Meu estado civil —como outras mulheres já contaram nessa reportagem— é "cansada". Olhando ao redor, sinto que não estou sozinha. As mulheres estão "cansadas" quando o assunto é relacionamento. Acho que de tanto proclamar a frustração amorosa, meu celular ouviu e os algoritmos da internet começaram a exibir uma propaganda —digamos, curiosa— relacionada ao tema.


Era o anúncio de um curso sobre como "deixar de atrair homem ruim". Confesso que ri ao ver o vídeo. Nos poucos segundos de duração da, o palestrante elencava três estereótipos de parceiros disponíveis no mercado: o banana, o mala e o filhinho da mamãe. Check list feito, já me relacionei com todos eles.

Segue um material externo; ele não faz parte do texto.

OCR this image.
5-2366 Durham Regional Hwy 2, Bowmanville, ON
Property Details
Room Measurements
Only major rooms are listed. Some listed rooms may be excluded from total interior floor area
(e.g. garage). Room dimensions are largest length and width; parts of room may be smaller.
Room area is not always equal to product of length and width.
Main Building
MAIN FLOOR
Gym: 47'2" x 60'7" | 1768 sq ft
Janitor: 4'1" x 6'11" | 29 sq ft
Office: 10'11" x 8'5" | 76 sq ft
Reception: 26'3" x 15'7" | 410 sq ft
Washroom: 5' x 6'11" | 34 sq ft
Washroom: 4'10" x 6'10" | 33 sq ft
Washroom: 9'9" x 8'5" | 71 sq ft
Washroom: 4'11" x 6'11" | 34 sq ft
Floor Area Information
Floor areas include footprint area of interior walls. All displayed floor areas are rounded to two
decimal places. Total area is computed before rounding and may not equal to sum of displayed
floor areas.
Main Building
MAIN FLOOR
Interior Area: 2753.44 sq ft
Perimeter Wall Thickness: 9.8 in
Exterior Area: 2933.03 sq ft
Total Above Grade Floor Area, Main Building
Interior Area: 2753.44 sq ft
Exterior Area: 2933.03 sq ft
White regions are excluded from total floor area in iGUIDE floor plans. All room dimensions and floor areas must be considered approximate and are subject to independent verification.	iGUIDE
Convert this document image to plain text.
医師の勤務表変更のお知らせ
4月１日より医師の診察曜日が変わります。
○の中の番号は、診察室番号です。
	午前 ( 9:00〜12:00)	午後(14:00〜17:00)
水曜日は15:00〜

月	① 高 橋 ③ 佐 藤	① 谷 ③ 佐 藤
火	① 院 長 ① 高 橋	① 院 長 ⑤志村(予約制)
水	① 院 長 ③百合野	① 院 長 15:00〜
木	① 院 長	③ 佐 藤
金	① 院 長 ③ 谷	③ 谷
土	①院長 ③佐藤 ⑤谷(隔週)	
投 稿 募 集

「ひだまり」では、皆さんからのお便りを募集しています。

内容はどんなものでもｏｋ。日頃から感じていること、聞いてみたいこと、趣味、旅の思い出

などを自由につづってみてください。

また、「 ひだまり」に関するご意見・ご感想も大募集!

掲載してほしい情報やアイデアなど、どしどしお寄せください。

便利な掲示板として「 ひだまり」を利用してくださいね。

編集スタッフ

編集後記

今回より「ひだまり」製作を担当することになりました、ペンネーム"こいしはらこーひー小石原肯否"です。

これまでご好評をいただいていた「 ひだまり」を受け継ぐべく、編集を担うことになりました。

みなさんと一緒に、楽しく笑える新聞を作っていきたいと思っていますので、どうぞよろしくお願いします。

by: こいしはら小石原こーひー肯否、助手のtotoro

Pensei: por que não participar do workshop? Curso online, gratuito e exclusivo para mulheres, decidi arriscar e me inscrever.


Os tipos de mulher "danificada"


Dividido em cinco aulas, o curso foi criado por Elton Euler, fundador do método "O Corpo Explica" (teoria que afirma que o formato do corpo explica o funcionamento da mente), casado há 12 anos e pai de cinco filhos.


"Eu não era um homem bom", diz ele já no início da transmissão, que contava com mais de 15 mil pessoas conectadas. "Só mudei de postura quando encontrei uma 'mulher rara'".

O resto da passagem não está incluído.